Muhammad Ali Jinnah was nothing if not complicated. Jinnah, an alcohol-drinking, pork-eating, English-loving barrister, was the founder of  the Islamic Republic of Pakistan. Yesterday, his only child Dina Wadia died and that too is complicated.

Dina Wadia was the daughter of Jinnah and his Parsi wife Rattanbai Petit whom he proposed to at 16 and married at 18 when he was 42. Rattanbai was the daughter of one of Jinnah’s friends, who never forgave him. Jinnah and Petit’s daughter, Dina, was born in 1919 shortly after their marriage. Rattanbai died only ten years later.

Dina herself married young, to the Parsi Neville Wadia whose successful family-business went back to the days of the East India Company. But Jinnah was furious that she had married outside the faith telling her “There are millions of Muslim boys in India,” and she could marry any one of them she chose.

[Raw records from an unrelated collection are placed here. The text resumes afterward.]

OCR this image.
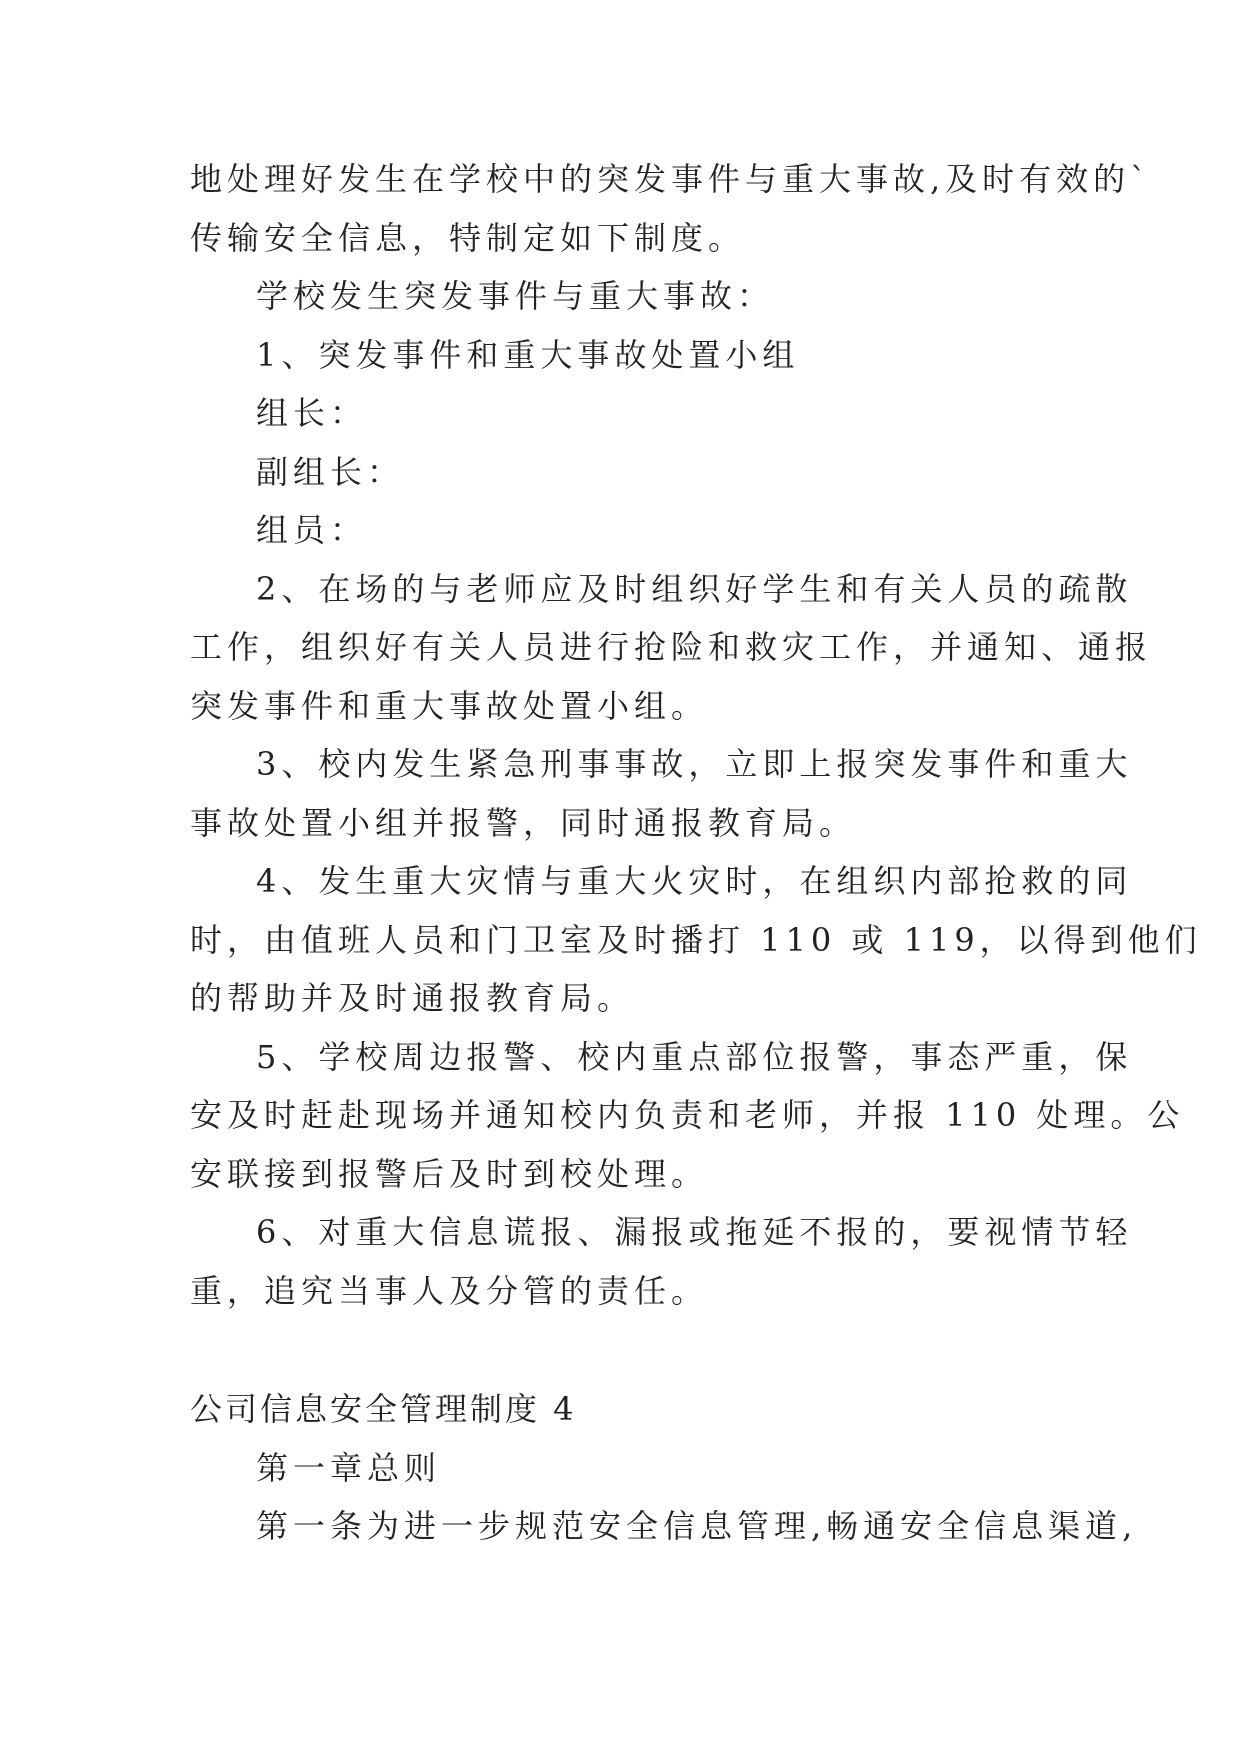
地处理好发生在学校中的突发事件与重大事故,及时有效的`

传输安全信息，特制定如下制度。

学校发生突发事件与重大事故：

1、突发事件和重大事故处置小组

组长：

副组长：

组员：

2、在场的与老师应及时组织好学生和有关人员的疏散

工作，组织好有关人员进行抢险和救灾工作，并通知、通报

突发事件和重大事故处置小组。

3、校内发生紧急刑事事故，立即上报突发事件和重大

事故处置小组并报警，同时通报教育局。

4、发生重大灾情与重大火灾时，在组织内部抢救的同

时，由值班人员和门卫室及时播打 110 或 119，以得到他们

的帮助并及时通报教育局。

5、学校周边报警、校内重点部位报警，事态严重，保

安及时赶赴现场并通知校内负责和老师，并报 110 处理。公

安联接到报警后及时到校处理。

6、对重大信息谎报、漏报或拖延不报的，要视情节轻

重，追究当事人及分管的责任。

公司信息安全管理制度 4

第一章总则

第一条为进一步规范安全信息管理,畅通安全信息渠道,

Dina promptly replied, “Father, there were millions of Muslim girls in India. Why did you not marry one of them?” Jinnah did not attend the wedding.

When India’s partition came, Jinnah’s family was partitioned as well. Jinnah went to Pakistan and his daughter stayed in India, never to see him again. Her son, Nusli Wadia, became one of India’s richest men. Thus the descendants of the founder of the Islamic Republic of Pakistan are successful Indian Parsis. The last twist perhaps in Jinnah’s complicated tale.

In her later years, Dina Wadia moved to New York where she died yesterday.